NCNA Offers Rebuttal to NCMS Op-Ed

June 21, 2022

Last week, the North Carolina Medical Society had an Op-Ed published in several newspapers about the SAVE Act. This is the North Carolina Nurses Association’s rebuttal.

The N.C. Medical Society (NCMS) is right about one thing: it is time for the truth.

 

For years, a bipartisan group of legislators and a wide variety of advocacy organizations have tried to pass proven, common-sense public policy despite the obstinance of one stubborn barrier: the medical lobby. The truth is that none of the NCMS arguments against the SAVE Act, or full practice authority for Advanced Practice Registered Nurses (APRNs), are supported by evidence.

There are more than 40 years of evidence showcasing the safety, excellence, and quality patient outcomes from APRN care. North Carolina’s outdated “physician supervision” regulations are nothing more than a signed agreement, two meetings a year, and often a payment to the “supervisor” for providing this light lifting. There is no requisite supervising, in the sense that most people might expect, and there hasn’t been for decades - and NCMS knows it.

The SAVE Act would authorize APRNs to practice just as they do now, but without meaningless paperwork and burdensome red tape. This is exactly what they are trained to do and, frankly, they don’t need another profession telling them how to do their jobs. North Carolina patients don’t need to pay for these outdated regulations, either. That is the truth.

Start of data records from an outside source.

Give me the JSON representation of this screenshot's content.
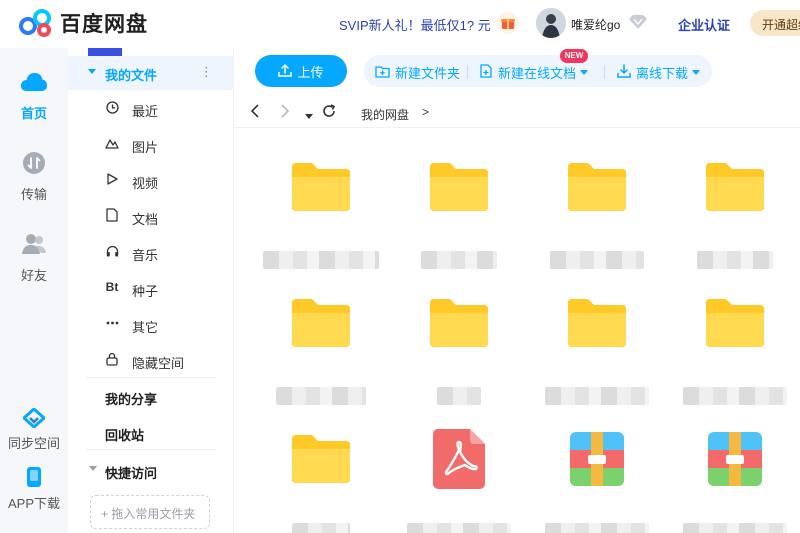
{
  "app": {
    "title": "百度网盘"
  },
  "topbar": {
    "promo": "SVIP新人礼！最低仅1? 元",
    "username": "唯爱纶go",
    "enterprise": "企业认证",
    "svip_button": "开通超级"
  },
  "rail": {
    "items": [
      {
        "label": "首页",
        "icon": "cloud-icon",
        "active": true
      },
      {
        "label": "传输",
        "icon": "transfer-icon",
        "active": false
      },
      {
        "label": "好友",
        "icon": "friends-icon",
        "active": false
      },
      {
        "label": "同步空间",
        "icon": "sync-icon",
        "active": false
      },
      {
        "label": "APP下载",
        "icon": "phone-icon",
        "active": false
      }
    ]
  },
  "sidebar": {
    "my_files": "我的文件",
    "items": [
      {
        "label": "最近",
        "icon": "clock-icon"
      },
      {
        "label": "图片",
        "icon": "image-icon"
      },
      {
        "label": "视频",
        "icon": "play-icon"
      },
      {
        "label": "文档",
        "icon": "document-icon"
      },
      {
        "label": "音乐",
        "icon": "headphones-icon"
      },
      {
        "label": "种子",
        "icon": "bt-icon",
        "glyph": "Bt"
      },
      {
        "label": "其它",
        "icon": "more-icon"
      },
      {
        "label": "隐藏空间",
        "icon": "lock-icon"
      }
    ],
    "my_share": "我的分享",
    "recycle": "回收站",
    "quick_access": "快捷访问",
    "drop_hint": "+ 拖入常用文件夹"
  },
  "toolbar": {
    "upload": "上传",
    "new_folder": "新建文件夹",
    "new_online_doc": "新建在线文档",
    "new_badge": "NEW",
    "offline_download": "离线下载"
  },
  "nav": {
    "breadcrumb": "我的网盘",
    "separator": ">"
  },
  "colors": {
    "accent": "#06a7ff",
    "folder": "#ffd147",
    "pdf": "#f26b6b",
    "badge": "#f5355b"
  },
  "files": [
    {
      "type": "folder"
    },
    {
      "type": "folder"
    },
    {
      "type": "folder"
    },
    {
      "type": "folder"
    },
    {
      "type": "folder"
    },
    {
      "type": "folder"
    },
    {
      "type": "folder"
    },
    {
      "type": "folder"
    },
    {
      "type": "folder"
    },
    {
      "type": "pdf"
    },
    {
      "type": "archive"
    },
    {
      "type": "archive"
    }
  ]
}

Over half the country has already made these improvements, yet NCMS clings firmly to the status quo at the expense of patients – literally. HB 149 contains Medicaid Expansion and the SAVE Act, but the medical society would rather fight against increased access to care from APRNs than for the long-overdue closure of the coverage gap for working North Carolinians. These upgrades could save North Carolinians hundreds of millions of dollars while increasing access in the parts of the state that need it most. The National Institute of Medicine acknowledged this more than a decade ago, but the North Carolina Medical Society remains intransigent.

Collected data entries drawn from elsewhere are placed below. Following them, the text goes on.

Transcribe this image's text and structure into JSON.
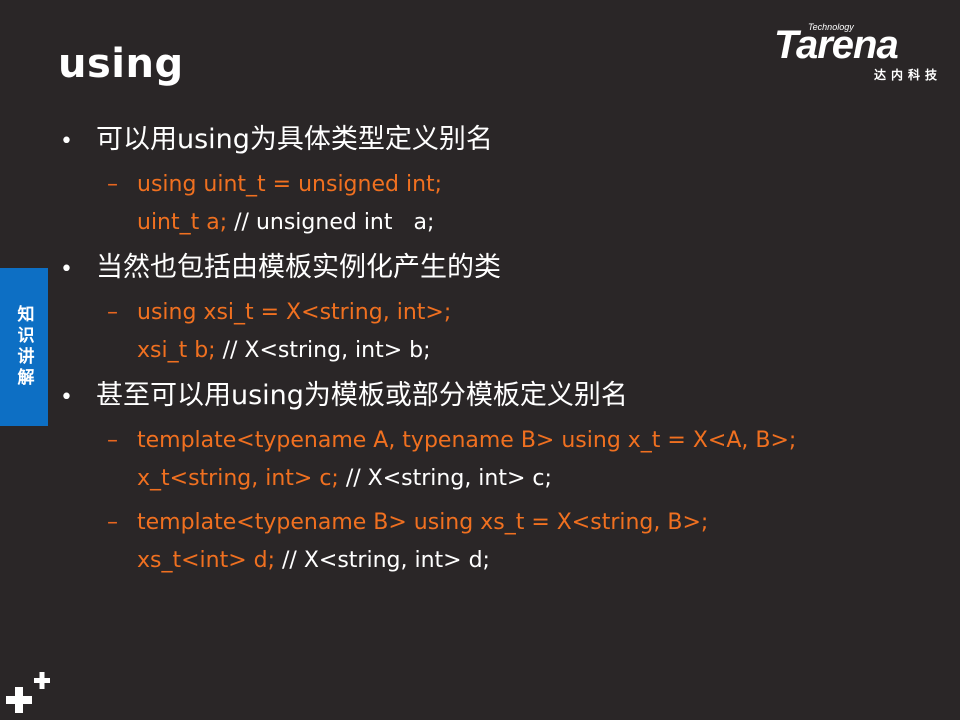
{
  "slide": {
    "title": "using",
    "side_tab": "知识讲解"
  },
  "logo": {
    "small": "Technology",
    "main": "Tarena",
    "cn": "达内科技"
  },
  "bullets": [
    {
      "text": "可以用using为具体类型定义别名",
      "subs": [
        {
          "line1": "using uint_t = unsigned int;",
          "line2_code": "uint_t a;",
          "line2_comment": " // unsigned int   a;"
        }
      ]
    },
    {
      "text": "当然也包括由模板实例化产生的类",
      "subs": [
        {
          "line1": "using xsi_t = X<string, int>;",
          "line2_code": "xsi_t b;",
          "line2_comment": " // X<string, int> b;"
        }
      ]
    },
    {
      "text": "甚至可以用using为模板或部分模板定义别名",
      "subs": [
        {
          "line1": "template<typename A, typename B> using x_t = X<A, B>;",
          "line2_code": "x_t<string, int> c;",
          "line2_comment": " // X<string, int> c;"
        },
        {
          "line1": "template<typename B> using xs_t = X<string, B>;",
          "line2_code": "xs_t<int> d;",
          "line2_comment": " // X<string, int> d;"
        }
      ]
    }
  ],
  "icons": {
    "bullet": "bullet-dot-icon",
    "dash": "dash-icon",
    "corner": "plus-mark-icon"
  },
  "colors": {
    "background": "#2a2627",
    "code": "#f07020",
    "text": "#ffffff",
    "side_tab": "#0d6fc4"
  }
}
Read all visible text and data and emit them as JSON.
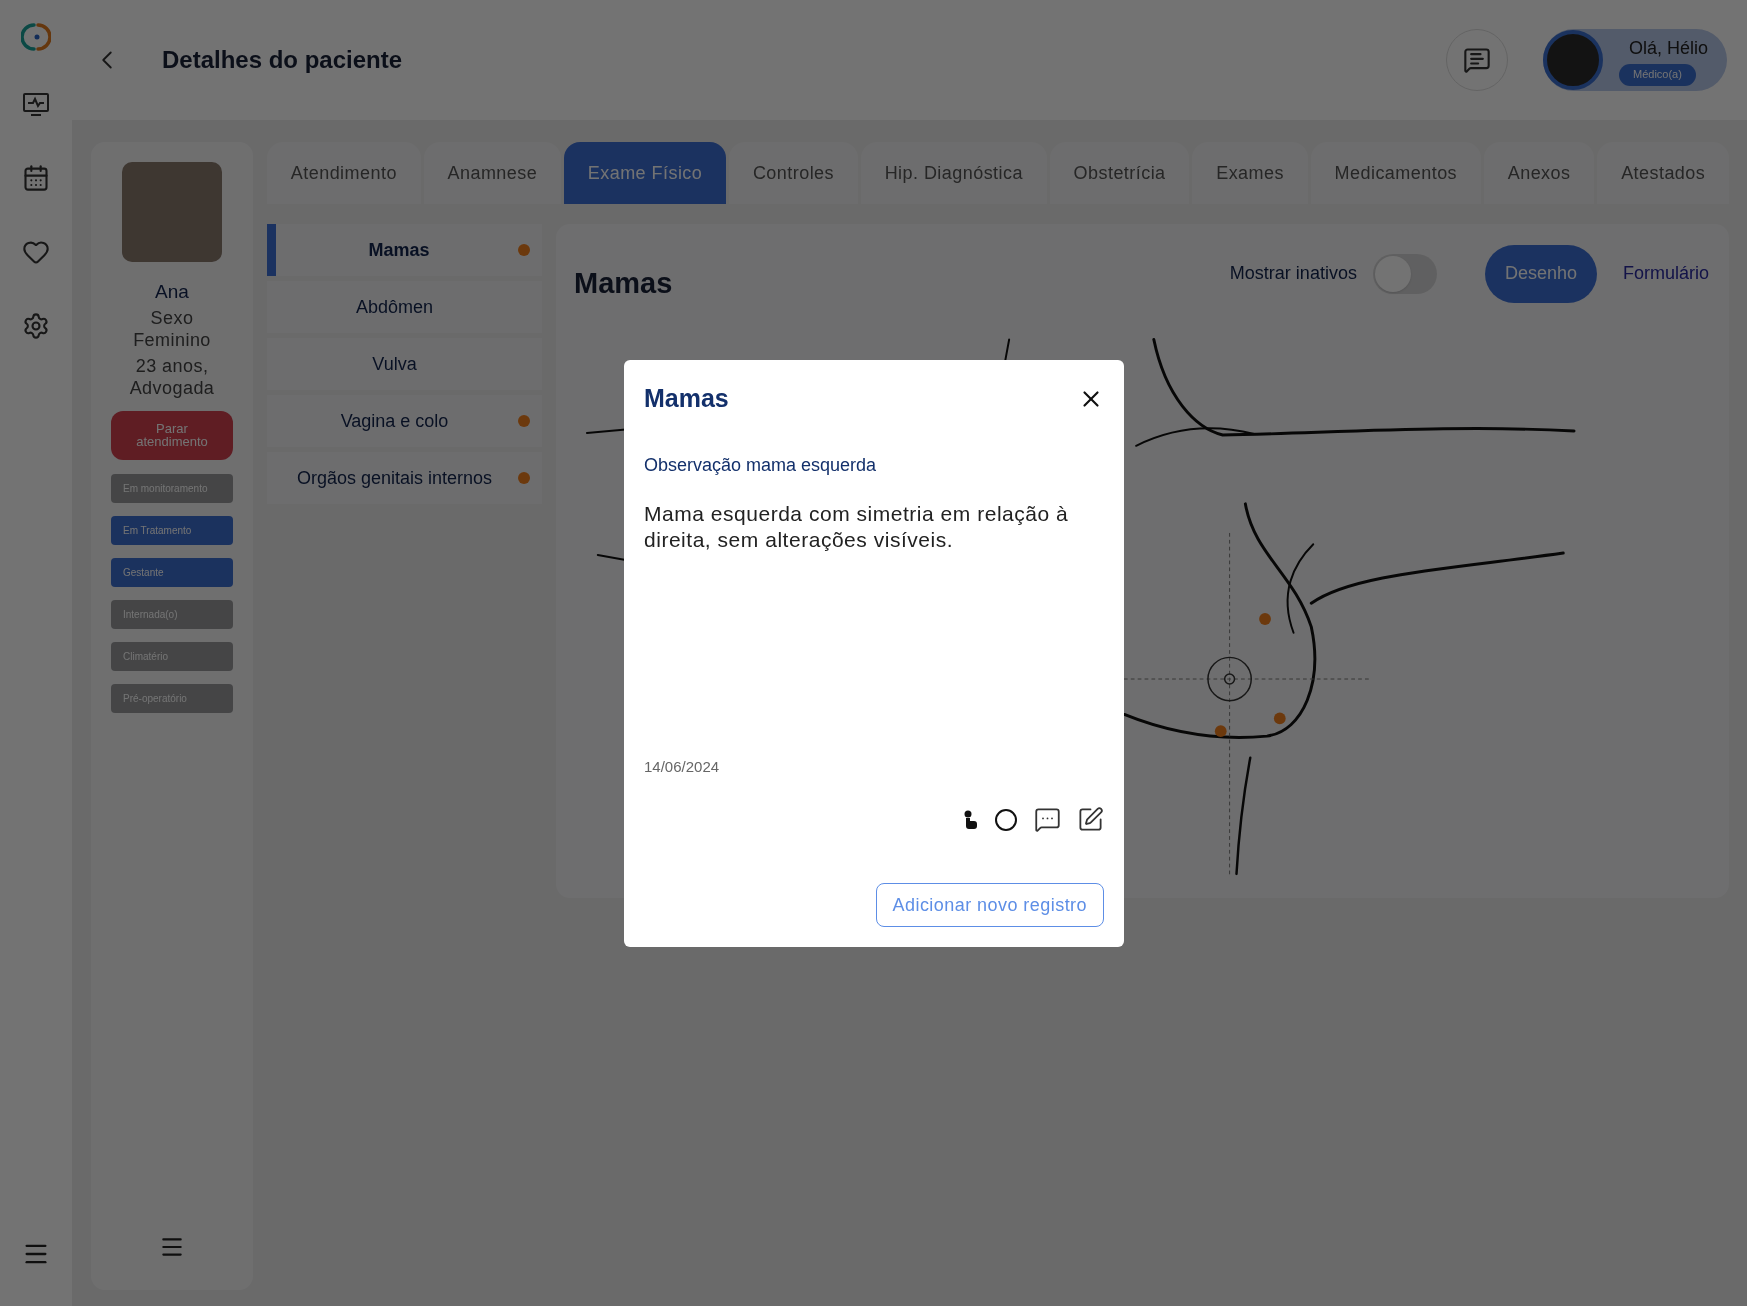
{
  "header": {
    "title": "Detalhes do paciente",
    "user": {
      "greeting": "Olá, Hélio",
      "role": "Médico(a)"
    }
  },
  "patient": {
    "name": "Ana",
    "sex": "Sexo Feminino",
    "age_job": "23 anos, Advogada",
    "stop_button": "Parar atendimento",
    "tags": [
      {
        "label": "Em monitoramento",
        "active": false
      },
      {
        "label": "Em Tratamento",
        "active": true
      },
      {
        "label": "Gestante",
        "active": true
      },
      {
        "label": "Internada(o)",
        "active": false
      },
      {
        "label": "Climatério",
        "active": false
      },
      {
        "label": "Pré-operatório",
        "active": false
      }
    ]
  },
  "tabs": [
    {
      "label": "Atendimento",
      "selected": false
    },
    {
      "label": "Anamnese",
      "selected": false
    },
    {
      "label": "Exame Físico",
      "selected": true
    },
    {
      "label": "Controles",
      "selected": false
    },
    {
      "label": "Hip. Diagnóstica",
      "selected": false
    },
    {
      "label": "Obstetrícia",
      "selected": false
    },
    {
      "label": "Exames",
      "selected": false
    },
    {
      "label": "Medicamentos",
      "selected": false
    },
    {
      "label": "Anexos",
      "selected": false
    },
    {
      "label": "Atestados",
      "selected": false
    }
  ],
  "sections": [
    {
      "label": "Mamas",
      "selected": true,
      "flagged": true
    },
    {
      "label": "Abdômen",
      "selected": false,
      "flagged": false
    },
    {
      "label": "Vulva",
      "selected": false,
      "flagged": false
    },
    {
      "label": "Vagina e colo",
      "selected": false,
      "flagged": true
    },
    {
      "label": "Orgãos genitais internos",
      "selected": false,
      "flagged": true
    }
  ],
  "panel": {
    "title": "Mamas",
    "toggle": {
      "label": "Mostrar inativos",
      "on": false
    },
    "views": [
      {
        "label": "Desenho",
        "selected": true
      },
      {
        "label": "Formulário",
        "selected": false
      }
    ]
  },
  "modal": {
    "title": "Mamas",
    "subtitle": "Observação mama esquerda",
    "body": "Mama esquerda com simetria em relação à direita, sem alterações visíveis.",
    "date": "14/06/2024",
    "add_button": "Adicionar novo registro"
  }
}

More than 100 bipartisan legislators and 20 organizations outside of the nursing profession have endorsed this shovel-ready legislation. The only opponents are a handful of well-financed physician groups with friends in high places. The medical lobby’s power, money, and unsubstantiated fear are the real barriers to this popular, evidence-based improvement to healthcare policy. That is the sad truth.